Pemuda itu datang lagi. Aku tak tahu pasti siapa ia. Asal usul, sifat, dari mana ia berasal, dan segala hal-hal remeh lainnya. Ia datang berkali-kali seolah tak pernah berkenalan denganku sebelumnya. Ia datang berkali-kali dengan karakter dan nama yang berbeda.
Yang jelas, pakaian yang membalut tubuhnya yang kurus dan tinggi selalu sama: kaos oblong berwarna abu-abu, flannel coklat, celana jeans biru gelap sedikit belel, sneakers Converse High berwarna hitam yang sedikit buluk, tas ransel besar seperti karung berbahan kanvas tebal berwarna khaki, kacamata dengan bingkai tipis yang selalu digantungkan di leher kaosnya. Rambutnya juga selalu sama: lebat, hitam, legam, berpotongan shaggy, berantakan, menutupi setengah telinga dan tengkuknya. Aku tak begitu mengenal matanya. Barangkali karena terlalu dalam dan teduh.
Beberapa bulan yang lalu kami bertemu di kereta dalam sebuah perjalanan. Kala itu aku tak begitu senang dengan perjalanan. Rasa-rasanya aku ingin menetap saja tak ke mana- mana. Lalu ia hadir. Ia menamai dirinya dengan nama Kelana. Ia mengajakku untuk berpindah kota secara acak. Tanpa bertukar asal, tanpa peduli tujuan yang sebenarnya. Tanpa punya tujuan lebih tepatnya.
Sekitar satu bulan yang lalu ia hadir lagi. Dengan nama Kyano. Pekerjaannya adalah memperbaiki ingatan orang lain. Ia memiliki mantan kekasih bernama Layung. Waktunya terjebak di jam tangan analognya. Pukul 9:12, 12:12, dan 04:04. Tiga jam tangannya mati di tiga waktu tersebut. Cuma aku yang memperhatikan hal itu. Katanya, cuma jam tangan itu yang membuatnya selalu ingat akan mantan kekasihnya. Dan cuma aku yang mampu mengingatkannya dengan mantan kekasihnya.
Belakangan aku tak tahu harus ke mana. Tak tahu harus ke stasiun mana. Terminal juga jauh. Ingin naik kapal, tapi aku tak tahu pelabuhan mana yang harus aku tuju. Aku seperti hilang arah. Pemuda itu datang lagi. Kali ini duduk di sebelah kananku.
"Tidak pulang?" Tanyanya tiba-tiba.
Aku menggeleng. "Aku tak punya rumah."
"Apakah pulang harus ke rumah?"
Tentu saja tidak. Aku menggeleng lagi. "Namaku Muara. Aku biasa pulang ke lautan. Tapi kali ini aku tak tahu harus ke mana."
"Aku Kian, dan aku punya tenda. Kalau lelah, istirahatlah. Jangan menyerah. Tapi tendaku cuma satu."
"Kita harus bergantian terjaga. Tak apa?"
"Tak apa. Di sini tak ada naga, kau tahu itu. Malam akan selalu panjang. Kita tak akan pernah bisa membunuh malam dan menjadikan hari selalu siang."
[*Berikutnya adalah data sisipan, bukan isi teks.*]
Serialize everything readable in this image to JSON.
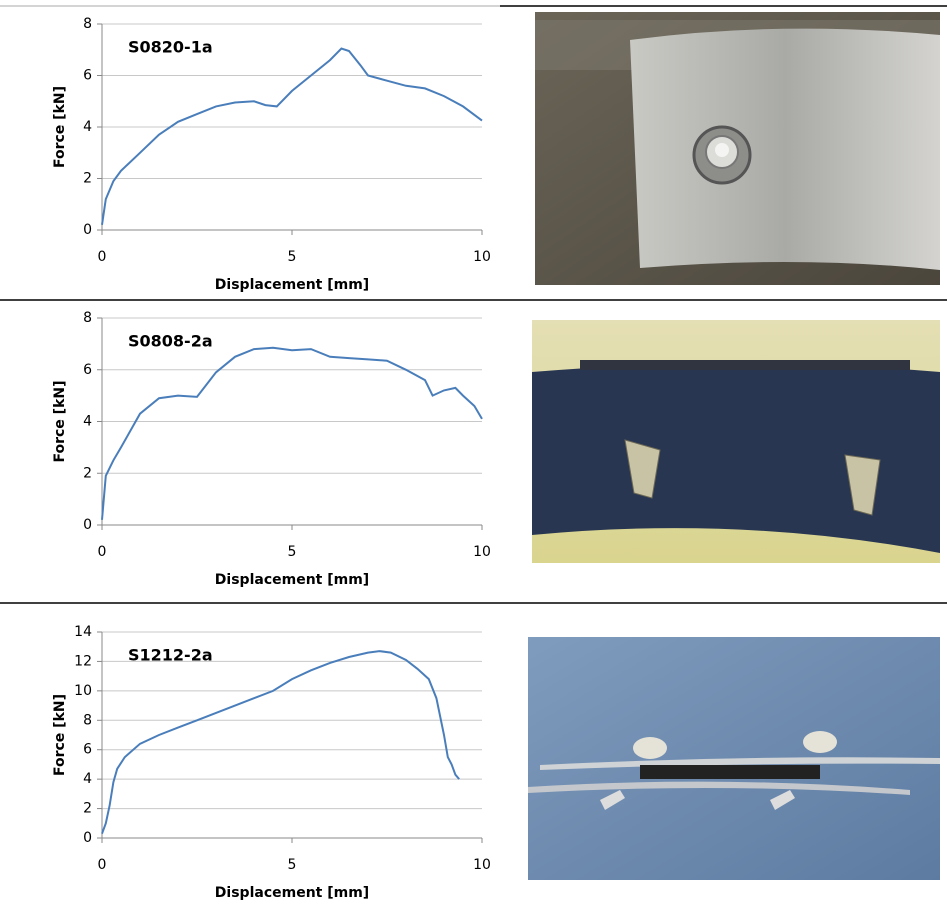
{
  "chart_data": [
    {
      "type": "line",
      "title": "S0820-1a",
      "x_label": "Displacement [mm]",
      "y_label": "Force [kN]",
      "x": [
        0,
        0.1,
        0.3,
        0.5,
        1,
        1.5,
        2,
        2.5,
        3,
        3.5,
        4,
        4.3,
        4.6,
        5,
        5.5,
        6,
        6.3,
        6.5,
        6.8,
        7,
        7.5,
        8,
        8.5,
        9,
        9.5,
        10
      ],
      "values": [
        0.2,
        1.2,
        1.9,
        2.3,
        3.0,
        3.7,
        4.2,
        4.5,
        4.8,
        4.95,
        5.0,
        4.85,
        4.8,
        5.4,
        6.0,
        6.6,
        7.05,
        6.95,
        6.4,
        6.0,
        5.8,
        5.6,
        5.5,
        5.2,
        4.8,
        4.25
      ],
      "color": "#4a7ebb",
      "xlim": [
        0,
        10
      ],
      "ylim": [
        0,
        8
      ],
      "xticks": [
        0,
        5,
        10
      ],
      "yticks": [
        0,
        2,
        4,
        6,
        8
      ],
      "grid": true
    },
    {
      "type": "line",
      "title": "S0808-2a",
      "x_label": "Displacement [mm]",
      "y_label": "Force [kN]",
      "x": [
        0,
        0.1,
        0.3,
        0.5,
        1,
        1.5,
        2,
        2.5,
        3,
        3.5,
        4,
        4.5,
        5,
        5.5,
        6,
        6.5,
        7,
        7.5,
        8,
        8.5,
        8.7,
        9,
        9.3,
        9.5,
        9.8,
        10
      ],
      "values": [
        0.2,
        1.9,
        2.5,
        3.0,
        4.3,
        4.9,
        5.0,
        4.95,
        5.9,
        6.5,
        6.8,
        6.85,
        6.75,
        6.8,
        6.5,
        6.45,
        6.4,
        6.35,
        6.0,
        5.6,
        5.0,
        5.2,
        5.3,
        5.0,
        4.6,
        4.1
      ],
      "color": "#4a7ebb",
      "xlim": [
        0,
        10
      ],
      "ylim": [
        0,
        8
      ],
      "xticks": [
        0,
        5,
        10
      ],
      "yticks": [
        0,
        2,
        4,
        6,
        8
      ],
      "grid": true
    },
    {
      "type": "line",
      "title": "S1212-2a",
      "x_label": "Displacement [mm]",
      "y_label": "Force [kN]",
      "x": [
        0,
        0.1,
        0.2,
        0.3,
        0.4,
        0.6,
        1,
        1.5,
        2,
        2.5,
        3,
        3.5,
        4,
        4.5,
        5,
        5.5,
        6,
        6.5,
        7,
        7.3,
        7.6,
        8,
        8.3,
        8.6,
        8.8,
        9,
        9.1,
        9.2,
        9.3,
        9.4
      ],
      "values": [
        0.3,
        1.0,
        2.2,
        3.8,
        4.7,
        5.5,
        6.4,
        7.0,
        7.5,
        8.0,
        8.5,
        9.0,
        9.5,
        10.0,
        10.8,
        11.4,
        11.9,
        12.3,
        12.6,
        12.7,
        12.6,
        12.1,
        11.5,
        10.8,
        9.5,
        7,
        5.5,
        5.0,
        4.3,
        4.0
      ],
      "color": "#4a7ebb",
      "xlim": [
        0,
        10
      ],
      "ylim": [
        0,
        14
      ],
      "xticks": [
        0,
        5,
        10
      ],
      "yticks": [
        0,
        2,
        4,
        6,
        8,
        10,
        12,
        14
      ],
      "grid": true
    }
  ]
}
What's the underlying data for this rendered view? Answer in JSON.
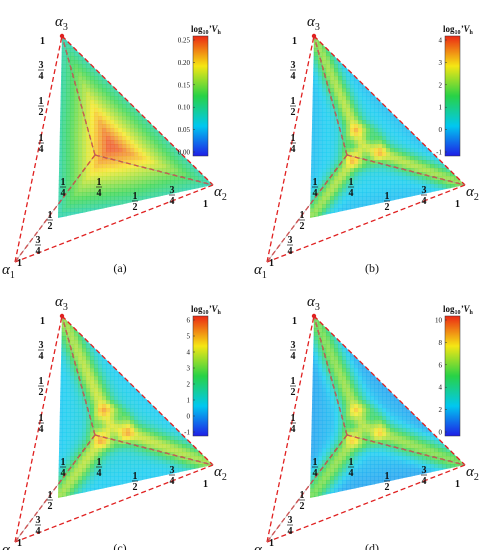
{
  "figure": {
    "panels": [
      {
        "label": "(a)",
        "colorbar": {
          "title_base": "log",
          "title_sub": "10",
          "title_var": "’V",
          "title_var_sub": "h",
          "ticks": [
            "0.25",
            "0.20",
            "0.15",
            "0.10",
            "0.05",
            "0.00"
          ]
        }
      },
      {
        "label": "(b)",
        "colorbar": {
          "title_base": "log",
          "title_sub": "10",
          "title_var": "’V",
          "title_var_sub": "h",
          "ticks": [
            "4",
            "3",
            "2",
            "1",
            "0",
            "-1"
          ]
        }
      },
      {
        "label": "(c)",
        "colorbar": {
          "title_base": "log",
          "title_sub": "10",
          "title_var": "’V",
          "title_var_sub": "h",
          "ticks": [
            "6",
            "5",
            "4",
            "3",
            "2",
            "1",
            "0",
            "-1"
          ]
        }
      },
      {
        "label": "(d)",
        "colorbar": {
          "title_base": "log",
          "title_sub": "10",
          "title_var": "’V",
          "title_var_sub": "h",
          "ticks": [
            "10",
            "8",
            "6",
            "4",
            "2",
            "0"
          ]
        }
      }
    ],
    "axes": {
      "a1": {
        "sym": "α",
        "sub": "1"
      },
      "a2": {
        "sym": "α",
        "sub": "2"
      },
      "a3": {
        "sym": "α",
        "sub": "3"
      }
    },
    "tick_one": "1",
    "tick_fracs": [
      {
        "num": "1",
        "den": "4"
      },
      {
        "num": "1",
        "den": "2"
      },
      {
        "num": "3",
        "den": "4"
      }
    ]
  },
  "chart_data": [
    {
      "type": "heatmap",
      "title": "",
      "subtitle": "(a)",
      "axes": [
        "α1",
        "α2",
        "α3"
      ],
      "domain": "ternary simplex α1+α2+α3=1",
      "colorbar_label": "log10 ’Vh",
      "color_range": [
        0.0,
        0.25
      ],
      "colormap": "rainbow (blue-cyan-green-yellow-red)",
      "description_of_values": {
        "centroid": 0.22,
        "near_vertices": 0.1,
        "edges": 0.12
      }
    },
    {
      "type": "heatmap",
      "title": "",
      "subtitle": "(b)",
      "axes": [
        "α1",
        "α2",
        "α3"
      ],
      "domain": "ternary simplex α1+α2+α3=1",
      "colorbar_label": "log10 ’Vh",
      "color_range": [
        -1,
        4
      ],
      "colormap": "rainbow (blue-cyan-green-yellow-red)",
      "description_of_values": {
        "bisectors": 1.5,
        "background": 0.3
      }
    },
    {
      "type": "heatmap",
      "title": "",
      "subtitle": "(c)",
      "axes": [
        "α1",
        "α2",
        "α3"
      ],
      "domain": "ternary simplex α1+α2+α3=1",
      "colorbar_label": "log10 ’Vh",
      "color_range": [
        -1,
        6.3
      ],
      "colormap": "rainbow (blue-cyan-green-yellow-red)",
      "description_of_values": {
        "bisectors": 2.5,
        "background": 0.5
      }
    },
    {
      "type": "heatmap",
      "title": "",
      "subtitle": "(d)",
      "axes": [
        "α1",
        "α2",
        "α3"
      ],
      "domain": "ternary simplex α1+α2+α3=1",
      "colorbar_label": "log10 ’Vh",
      "color_range": [
        -1,
        11
      ],
      "colormap": "rainbow (blue-cyan-green-yellow-red)",
      "description_of_values": {
        "bisectors": 4,
        "background": 1
      }
    }
  ]
}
"Kita harus buat perapian. Yang terjaga harus menjaga api agar tetap menyala. Bukankah begitu?"
Ia mengangguk. "Yang terjaga harus menjaga. Begitu kesepakatannya?"
"Tepat. Sebab hidup adalah belantara."
Kurasa hari akan menjadi malam. Seperti puisi Chairil Anwar. Aku dan Kian bergantian terjaga. Tak ada percakapan lain selain tentang kayu kering yang harus dibakar agar perapian tetap menyala atau informasi tentang binatang buas yang kita curigai sedang mengintai.
Entah sampai kapan aku harus tidur di tenda Kian dan membuatnya tak dapat melanjutkan perjalanan.